Pour l'histoire, c'est la première Maison de la Culture du programme André Malraux, elle a été construite en 1961 et, le temps ayant fait son office, 48 ans après, le bâtiment a besoin de travaux.
      Très bien, sauf que ... il ne s'agit pas de simples travaux d'entretien. Ruffenacht, le maire du Havre, compte bien y mettre sa marque, histoire de liquider un élément de plus de l'héritage ( il faut signaler que la mairie du temps de la construction était communiste et l'est restée jusqu'en 2001 où elle est passée à droite ).

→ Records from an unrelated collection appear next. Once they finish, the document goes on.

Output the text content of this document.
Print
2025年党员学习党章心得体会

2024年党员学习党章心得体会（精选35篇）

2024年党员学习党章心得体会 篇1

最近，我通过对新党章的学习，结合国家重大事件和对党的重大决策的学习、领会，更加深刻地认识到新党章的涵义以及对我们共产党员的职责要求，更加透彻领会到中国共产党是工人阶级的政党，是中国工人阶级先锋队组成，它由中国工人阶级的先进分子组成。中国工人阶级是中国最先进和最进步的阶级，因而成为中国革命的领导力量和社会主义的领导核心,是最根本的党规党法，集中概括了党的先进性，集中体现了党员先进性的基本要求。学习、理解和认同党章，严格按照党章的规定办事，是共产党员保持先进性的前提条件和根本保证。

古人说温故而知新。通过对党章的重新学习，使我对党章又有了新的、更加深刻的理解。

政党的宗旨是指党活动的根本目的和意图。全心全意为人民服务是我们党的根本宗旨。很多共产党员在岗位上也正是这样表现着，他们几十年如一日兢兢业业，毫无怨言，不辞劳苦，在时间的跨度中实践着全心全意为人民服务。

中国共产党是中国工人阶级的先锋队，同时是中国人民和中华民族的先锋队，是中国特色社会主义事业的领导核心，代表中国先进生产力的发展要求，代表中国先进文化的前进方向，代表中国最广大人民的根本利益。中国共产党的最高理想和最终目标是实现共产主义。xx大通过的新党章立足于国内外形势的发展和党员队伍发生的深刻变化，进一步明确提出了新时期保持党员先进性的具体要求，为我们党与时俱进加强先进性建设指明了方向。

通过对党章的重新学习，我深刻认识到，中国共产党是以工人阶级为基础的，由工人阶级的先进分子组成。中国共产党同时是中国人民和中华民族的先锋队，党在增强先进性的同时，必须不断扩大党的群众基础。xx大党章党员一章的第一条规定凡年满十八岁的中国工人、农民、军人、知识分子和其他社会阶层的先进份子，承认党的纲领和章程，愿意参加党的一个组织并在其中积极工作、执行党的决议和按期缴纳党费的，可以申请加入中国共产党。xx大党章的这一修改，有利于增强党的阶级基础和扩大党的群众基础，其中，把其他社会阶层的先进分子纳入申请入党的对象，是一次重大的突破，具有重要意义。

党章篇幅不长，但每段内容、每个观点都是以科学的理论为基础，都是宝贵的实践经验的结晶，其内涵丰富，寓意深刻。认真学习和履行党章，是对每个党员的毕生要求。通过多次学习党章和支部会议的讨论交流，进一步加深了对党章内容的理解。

      Au nombre des menus travaux envisagés, il y aurait la suppression de la salle de cinéma.
Les mauvais esprits que nous sommes observent que, simultanément, le groupe Gaumont construit un multiplexe à proximité. Il paraît que c'est une simple coïncidence ...soit.
       Il n'y a guère de moyens d'éviter la réalisation du projet sauf ... l'architecte lui même.
Un édifice est une oeuvre d'art régie par les lois gouvernant la propriété littéraire et artistique. En particulier, on ne peut le modifier substantiellement ni changer son usage ou sa destination sans le consentement explicite de son créateur.
        Le salut du Volcan appartient à son architecte : Oscar Niemeyer.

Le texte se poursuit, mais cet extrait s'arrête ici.